Жинка мне после говорила: «Как только Левитан огласил Победу, троица твоя чисто утряслась. Пляшут, аж голова отламывается». А я домой притопал только в октябре. Под Прагой нас еще придержали. Выхожу из вагона — она тут как тут. Я ее: «Где ребята?» А она: «Чево их в такую-то темь за собой волочь?» Вот и столкнулись. Живем вроде, не тужим. А твоя-то саранча с кем?
— А у меня, паря, как есть никакого урожая, — глазируя свежий кирпич раствором, сообщил Лука. — Жинка перед муками первым ребенчишком испугалась и скинула. А после — как обрубило…
— Че же тогда приемного какого не взяли? — поинтересовался Изотов. — Сейчас бы уж матицу подпирал.
— А где их? На деревьях не растут.
— Эк, где! — не согласился Изотов. — В приюте! Вон у нас, скажу тебе, Хреновы тут жили. Тоже об этом печалились. В тридцать шестом или тридцать седьмом, дай бог память, ну, когда в Испании буча случилась, у нас тут слух прошел, дескать, сирот раздают. Полетел он с жинкой в Совет. Там им говорят: «Ниче покуда не слышно. Но если и станут раздавать, то до Сибири дело не докатится. На границе еще разберут».
Смешной он, Хренов-то, был. Накручивает ручку телефона в район: «Хренов я, Хренов!» А телефонистка ему: «Ежели будете еще матюкаться, я вам никакого района не дам!»
Спрашивает у меня: «Раз ребятишки в Испании родились, то по-русски, поди, и лопотать не станут?»
— Ну, а после? — окончательно заинтересовался Лука.
— Че после… Посоветовали им, поехали в приют, присмотрели себе мальчонку. Видел я его. Кудря на кудре. Смазливый! Ну, выбрали и куда-то в другой колхоз умотали. Чтоб потом кто из местных огольцу маеты не наделал. Приемный, мол, ты. А так — мать да отец, какие могут быть пересуды? Мало ли на Руси разных историй? Вот где-то в прошлом годе листаю журнал. А там на цветной картинке — баба. Не то узбечка, не то грузинка, но откуда-то оттуда, из теплых краев. Подобрала она в войну ребятишек… сколь бы ты думал? Век не вздогадаешься. Сорок!
— Перекрестись! — не поверил такому Лука. — Куда она с экой-то сорокаротой обузой?
— А куда… Государство ей на подмогу пришло, — объяснил Изотов. — И теперь вот тянутся, растут. На картинке она сидит, а они ее, как муравьи, облепили. Узбек не узбек, русский не русский. Словом, одна нация. И каждый ее матерью навеличивает.
— Да, случаются дивы, — вздохнул Лука и принялся утверждать плиту.

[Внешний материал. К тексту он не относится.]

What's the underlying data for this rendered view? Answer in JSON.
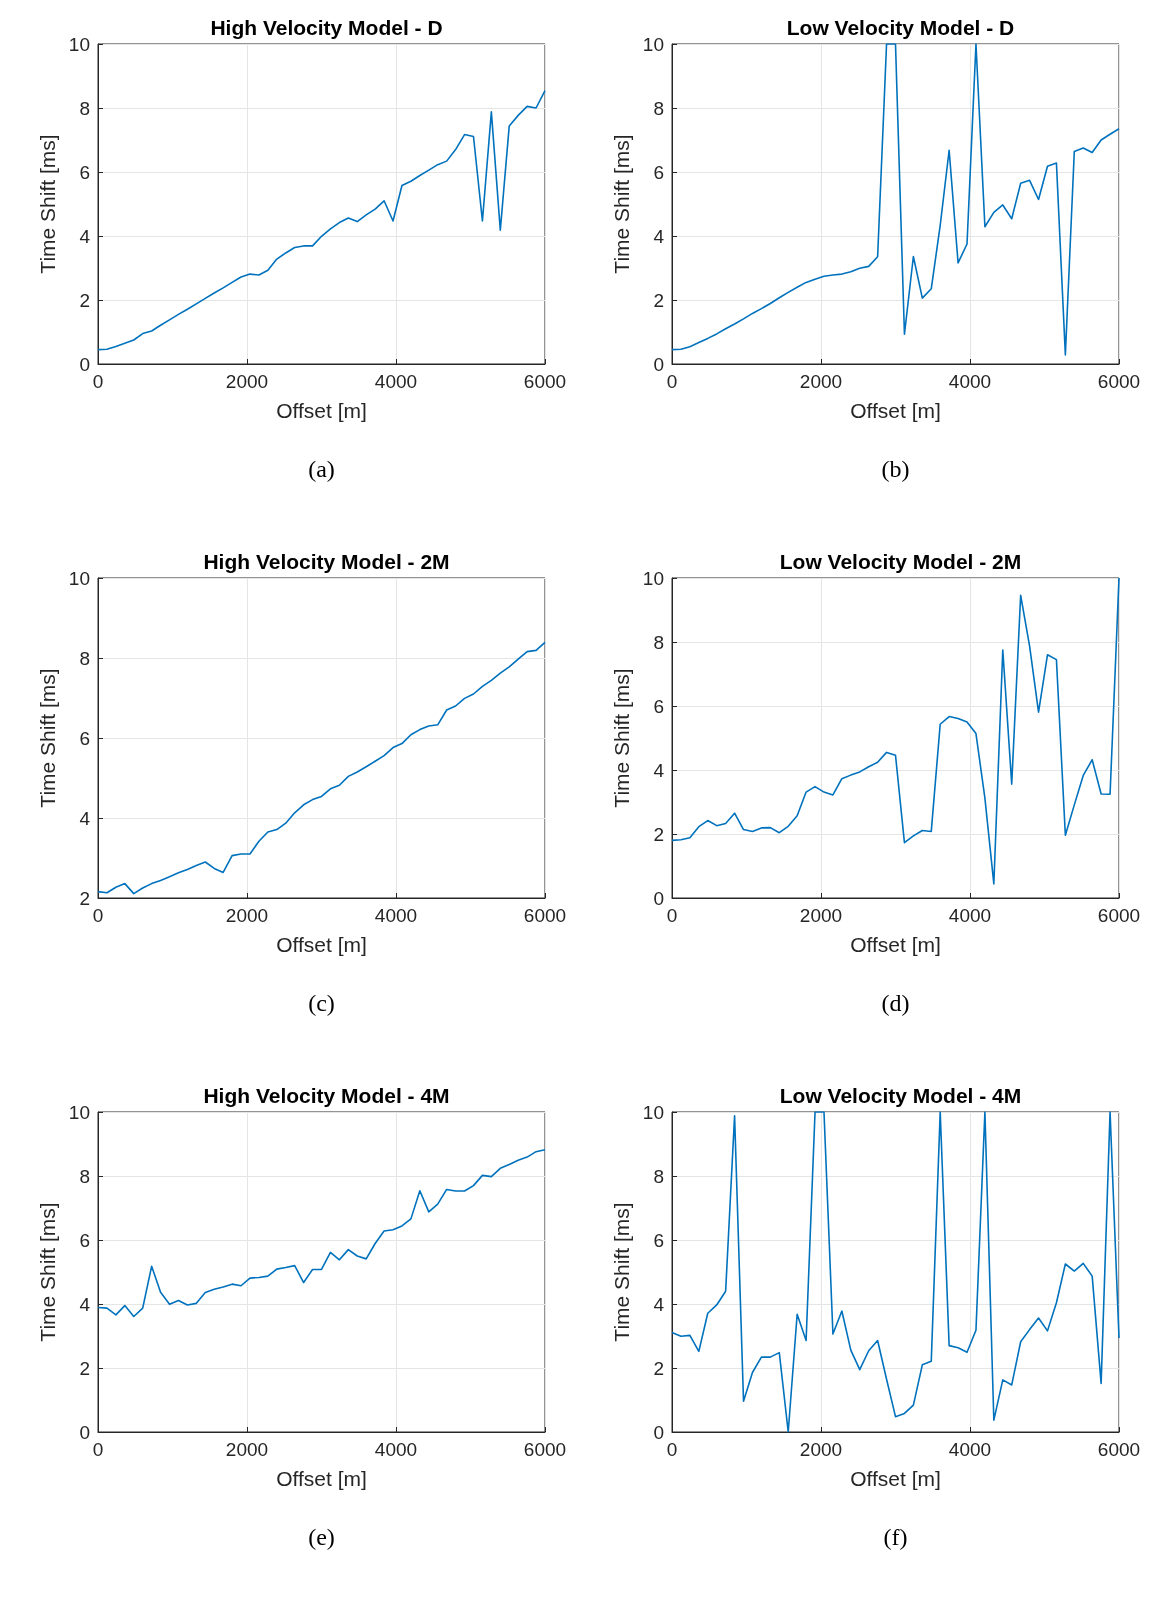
{
  "chart_data": [
    {
      "type": "line",
      "title": "High Velocity Model - D",
      "xlabel": "Offset [m]",
      "ylabel": "Time Shift [ms]",
      "annotations": [
        "(a)"
      ],
      "grid": true,
      "marker": "none",
      "xlim": [
        0,
        6000
      ],
      "xticks": [
        0,
        2000,
        4000,
        6000
      ],
      "ylim": [
        0,
        10
      ],
      "yticks": [
        0,
        2,
        4,
        6,
        8,
        10
      ],
      "x": [
        0,
        120,
        240,
        360,
        480,
        600,
        720,
        840,
        960,
        1080,
        1200,
        1320,
        1440,
        1560,
        1680,
        1800,
        1920,
        2040,
        2160,
        2280,
        2400,
        2520,
        2640,
        2760,
        2880,
        3000,
        3120,
        3240,
        3360,
        3480,
        3600,
        3720,
        3840,
        3960,
        4080,
        4200,
        4320,
        4440,
        4560,
        4680,
        4800,
        4920,
        5040,
        5160,
        5280,
        5400,
        5520,
        5640,
        5760,
        5880,
        6000
      ],
      "series": [
        {
          "color": "#0072bd",
          "values": [
            0.45,
            0.46,
            0.55,
            0.65,
            0.75,
            0.95,
            1.03,
            1.21,
            1.38,
            1.55,
            1.71,
            1.88,
            2.05,
            2.22,
            2.38,
            2.55,
            2.72,
            2.81,
            2.78,
            2.93,
            3.28,
            3.47,
            3.64,
            3.69,
            3.69,
            3.99,
            4.22,
            4.42,
            4.56,
            4.45,
            4.66,
            4.84,
            5.1,
            4.47,
            5.58,
            5.71,
            5.89,
            6.06,
            6.23,
            6.34,
            6.7,
            7.17,
            7.11,
            4.47,
            7.88,
            4.18,
            7.44,
            7.77,
            8.05,
            8.0,
            8.54
          ]
        }
      ]
    },
    {
      "type": "line",
      "title": "Low Velocity Model - D",
      "xlabel": "Offset [m]",
      "ylabel": "Time Shift [ms]",
      "annotations": [
        "(b)"
      ],
      "grid": true,
      "marker": "none",
      "xlim": [
        0,
        6000
      ],
      "xticks": [
        0,
        2000,
        4000,
        6000
      ],
      "ylim": [
        0,
        10
      ],
      "yticks": [
        0,
        2,
        4,
        6,
        8,
        10
      ],
      "x": [
        0,
        120,
        240,
        360,
        480,
        600,
        720,
        840,
        960,
        1080,
        1200,
        1320,
        1440,
        1560,
        1680,
        1800,
        1920,
        2040,
        2160,
        2280,
        2400,
        2520,
        2640,
        2760,
        2880,
        3000,
        3120,
        3240,
        3360,
        3480,
        3600,
        3720,
        3840,
        3960,
        4080,
        4200,
        4320,
        4440,
        4560,
        4680,
        4800,
        4920,
        5040,
        5160,
        5280,
        5400,
        5520,
        5640,
        5760,
        5880,
        6000
      ],
      "series": [
        {
          "color": "#0072bd",
          "values": [
            0.45,
            0.46,
            0.54,
            0.67,
            0.8,
            0.94,
            1.1,
            1.25,
            1.41,
            1.58,
            1.73,
            1.89,
            2.07,
            2.24,
            2.4,
            2.55,
            2.65,
            2.74,
            2.78,
            2.81,
            2.88,
            2.99,
            3.05,
            3.35,
            10,
            10,
            0.93,
            3.36,
            2.06,
            2.35,
            4.33,
            6.68,
            3.16,
            3.75,
            10,
            4.29,
            4.74,
            4.97,
            4.54,
            5.65,
            5.74,
            5.14,
            6.18,
            6.28,
            0.28,
            6.64,
            6.75,
            6.61,
            7.0,
            7.18,
            7.35
          ]
        }
      ]
    },
    {
      "type": "line",
      "title": "High Velocity Model - 2M",
      "xlabel": "Offset [m]",
      "ylabel": "Time Shift [ms]",
      "annotations": [
        "(c)"
      ],
      "grid": true,
      "marker": "none",
      "xlim": [
        0,
        6000
      ],
      "xticks": [
        0,
        2000,
        4000,
        6000
      ],
      "ylim": [
        2,
        10
      ],
      "yticks": [
        2,
        4,
        6,
        8,
        10
      ],
      "x": [
        0,
        120,
        240,
        360,
        480,
        600,
        720,
        840,
        960,
        1080,
        1200,
        1320,
        1440,
        1560,
        1680,
        1800,
        1920,
        2040,
        2160,
        2280,
        2400,
        2520,
        2640,
        2760,
        2880,
        3000,
        3120,
        3240,
        3360,
        3480,
        3600,
        3720,
        3840,
        3960,
        4080,
        4200,
        4320,
        4440,
        4560,
        4680,
        4800,
        4920,
        5040,
        5160,
        5280,
        5400,
        5520,
        5640,
        5760,
        5880,
        6000
      ],
      "series": [
        {
          "color": "#0072bd",
          "values": [
            2.16,
            2.13,
            2.27,
            2.36,
            2.11,
            2.25,
            2.36,
            2.44,
            2.53,
            2.63,
            2.71,
            2.81,
            2.9,
            2.74,
            2.64,
            3.06,
            3.1,
            3.1,
            3.42,
            3.65,
            3.71,
            3.87,
            4.13,
            4.33,
            4.46,
            4.54,
            4.73,
            4.82,
            5.04,
            5.15,
            5.28,
            5.42,
            5.56,
            5.76,
            5.86,
            6.08,
            6.21,
            6.3,
            6.33,
            6.7,
            6.8,
            6.99,
            7.1,
            7.29,
            7.44,
            7.62,
            7.78,
            7.97,
            8.16,
            8.19,
            8.39
          ]
        }
      ]
    },
    {
      "type": "line",
      "title": "Low Velocity Model - 2M",
      "xlabel": "Offset [m]",
      "ylabel": "Time Shift [ms]",
      "annotations": [
        "(d)"
      ],
      "grid": true,
      "marker": "none",
      "xlim": [
        0,
        6000
      ],
      "xticks": [
        0,
        2000,
        4000,
        6000
      ],
      "ylim": [
        0,
        10
      ],
      "yticks": [
        0,
        2,
        4,
        6,
        8,
        10
      ],
      "x": [
        0,
        120,
        240,
        360,
        480,
        600,
        720,
        840,
        960,
        1080,
        1200,
        1320,
        1440,
        1560,
        1680,
        1800,
        1920,
        2040,
        2160,
        2280,
        2400,
        2520,
        2640,
        2760,
        2880,
        3000,
        3120,
        3240,
        3360,
        3480,
        3600,
        3720,
        3840,
        3960,
        4080,
        4200,
        4320,
        4440,
        4560,
        4680,
        4800,
        4920,
        5040,
        5160,
        5280,
        5400,
        5520,
        5640,
        5760,
        5880,
        6000
      ],
      "series": [
        {
          "color": "#0072bd",
          "values": [
            1.8,
            1.82,
            1.88,
            2.23,
            2.42,
            2.26,
            2.33,
            2.65,
            2.14,
            2.08,
            2.19,
            2.2,
            2.04,
            2.24,
            2.57,
            3.31,
            3.48,
            3.31,
            3.22,
            3.73,
            3.84,
            3.94,
            4.1,
            4.24,
            4.55,
            4.46,
            1.73,
            1.94,
            2.11,
            2.08,
            5.43,
            5.67,
            5.61,
            5.5,
            5.14,
            3.12,
            0.44,
            7.75,
            3.56,
            9.46,
            7.87,
            5.81,
            7.6,
            7.45,
            1.96,
            2.91,
            3.83,
            4.32,
            3.25,
            3.24,
            10
          ]
        }
      ]
    },
    {
      "type": "line",
      "title": "High Velocity Model - 4M",
      "xlabel": "Offset [m]",
      "ylabel": "Time Shift [ms]",
      "annotations": [
        "(e)"
      ],
      "grid": true,
      "marker": "none",
      "xlim": [
        0,
        6000
      ],
      "xticks": [
        0,
        2000,
        4000,
        6000
      ],
      "ylim": [
        0,
        10
      ],
      "yticks": [
        0,
        2,
        4,
        6,
        8,
        10
      ],
      "x": [
        0,
        120,
        240,
        360,
        480,
        600,
        720,
        840,
        960,
        1080,
        1200,
        1320,
        1440,
        1560,
        1680,
        1800,
        1920,
        2040,
        2160,
        2280,
        2400,
        2520,
        2640,
        2760,
        2880,
        3000,
        3120,
        3240,
        3360,
        3480,
        3600,
        3720,
        3840,
        3960,
        4080,
        4200,
        4320,
        4440,
        4560,
        4680,
        4800,
        4920,
        5040,
        5160,
        5280,
        5400,
        5520,
        5640,
        5760,
        5880,
        6000
      ],
      "series": [
        {
          "color": "#0072bd",
          "values": [
            3.89,
            3.87,
            3.66,
            3.95,
            3.61,
            3.87,
            5.18,
            4.37,
            3.99,
            4.11,
            3.97,
            4.02,
            4.36,
            4.46,
            4.53,
            4.62,
            4.57,
            4.81,
            4.83,
            4.87,
            5.09,
            5.14,
            5.2,
            4.67,
            5.08,
            5.08,
            5.61,
            5.38,
            5.7,
            5.5,
            5.41,
            5.89,
            6.28,
            6.32,
            6.44,
            6.66,
            7.54,
            6.88,
            7.12,
            7.58,
            7.53,
            7.53,
            7.7,
            8.02,
            7.98,
            8.24,
            8.36,
            8.49,
            8.59,
            8.76,
            8.82
          ]
        }
      ]
    },
    {
      "type": "line",
      "title": "Low Velocity Model - 4M",
      "xlabel": "Offset [m]",
      "ylabel": "Time Shift [ms]",
      "annotations": [
        "(f)"
      ],
      "grid": true,
      "marker": "none",
      "xlim": [
        0,
        6000
      ],
      "xticks": [
        0,
        2000,
        4000,
        6000
      ],
      "ylim": [
        0,
        10
      ],
      "yticks": [
        0,
        2,
        4,
        6,
        8,
        10
      ],
      "x": [
        0,
        120,
        240,
        360,
        480,
        600,
        720,
        840,
        960,
        1080,
        1200,
        1320,
        1440,
        1560,
        1680,
        1800,
        1920,
        2040,
        2160,
        2280,
        2400,
        2520,
        2640,
        2760,
        2880,
        3000,
        3120,
        3240,
        3360,
        3480,
        3600,
        3720,
        3840,
        3960,
        4080,
        4200,
        4320,
        4440,
        4560,
        4680,
        4800,
        4920,
        5040,
        5160,
        5280,
        5400,
        5520,
        5640,
        5760,
        5880,
        6000
      ],
      "series": [
        {
          "color": "#0072bd",
          "values": [
            3.11,
            2.99,
            3.02,
            2.52,
            3.71,
            3.97,
            4.4,
            9.88,
            0.96,
            1.86,
            2.34,
            2.34,
            2.48,
            0,
            3.68,
            2.86,
            10,
            10,
            3.06,
            3.78,
            2.56,
            1.95,
            2.54,
            2.86,
            1.65,
            0.48,
            0.58,
            0.84,
            2.1,
            2.21,
            10,
            2.7,
            2.63,
            2.49,
            3.18,
            10,
            0.37,
            1.63,
            1.47,
            2.82,
            3.2,
            3.56,
            3.16,
            4.04,
            5.25,
            5.03,
            5.27,
            4.87,
            1.52,
            10,
            2.94
          ]
        }
      ]
    }
  ]
}
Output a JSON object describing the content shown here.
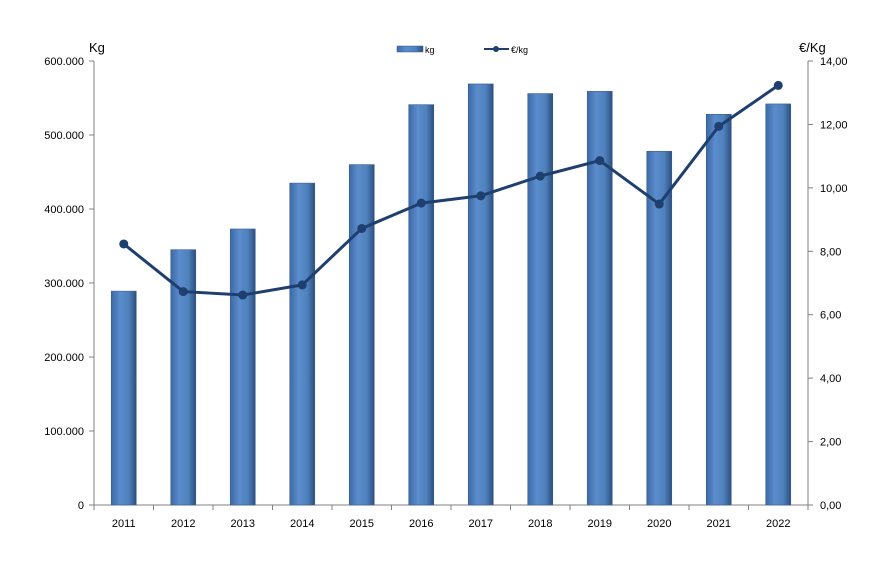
{
  "chart_data": {
    "type": "bar",
    "categories": [
      "2011",
      "2012",
      "2013",
      "2014",
      "2015",
      "2016",
      "2017",
      "2018",
      "2019",
      "2020",
      "2021",
      "2022"
    ],
    "series": [
      {
        "name": "kg",
        "type": "bar",
        "axis": "left",
        "color": "#4f81bd",
        "values": [
          289000,
          345000,
          373000,
          435000,
          460000,
          541000,
          569000,
          556000,
          559000,
          478000,
          528000,
          542000
        ]
      },
      {
        "name": "€/kg",
        "type": "line",
        "axis": "right",
        "color": "#1f3f6e",
        "values": [
          8.23,
          6.73,
          6.62,
          6.94,
          8.72,
          9.52,
          9.75,
          10.37,
          10.86,
          9.49,
          11.94,
          13.23
        ]
      }
    ],
    "ylabel_left": "Kg",
    "ylabel_right": "€/Kg",
    "ylim_left": [
      0,
      600000
    ],
    "ylim_right": [
      0,
      14
    ],
    "yticks_left": [
      "0",
      "100.000",
      "200.000",
      "300.000",
      "400.000",
      "500.000",
      "600.000"
    ],
    "yticks_right": [
      "0,00",
      "2,00",
      "4,00",
      "6,00",
      "8,00",
      "10,00",
      "12,00",
      "14,00"
    ],
    "grid": false,
    "legend_position": "top-center"
  }
}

На место она одним углом не ложилась, и он на сей раз побил ее мякотью кулака, хотя подобный «струмент» не чествовал и при случае говорил: «Кулак — он дурак, ты эту штуку разумом-умом окрести». Но тут ни с того ни с чего побил…
Как стемнело, Изотов завиноватился:
— Прости уж, Лука Евграфыч, но ко мне «вставай» пришел. Мужики меня нонче опять засватали в пчельник. Все метят медвежьими шубами обзавестись. На этот раз скрадки понаделали на березах. Там будем косматых ворюг ждать.
Ушел Изотов, а Лука что-то притомился, прилег на тугой, не по старым его костям, топчан. Но сон даже не подбирался. Отпугнули его, видно, изотовские притчи про жалостливую узбечку, призревшую целую толпу оголят, и про то, как какой-то подтельниковский мужик с острой огородной фамилией бесхлопотно обзавелся кудреватым ребенком.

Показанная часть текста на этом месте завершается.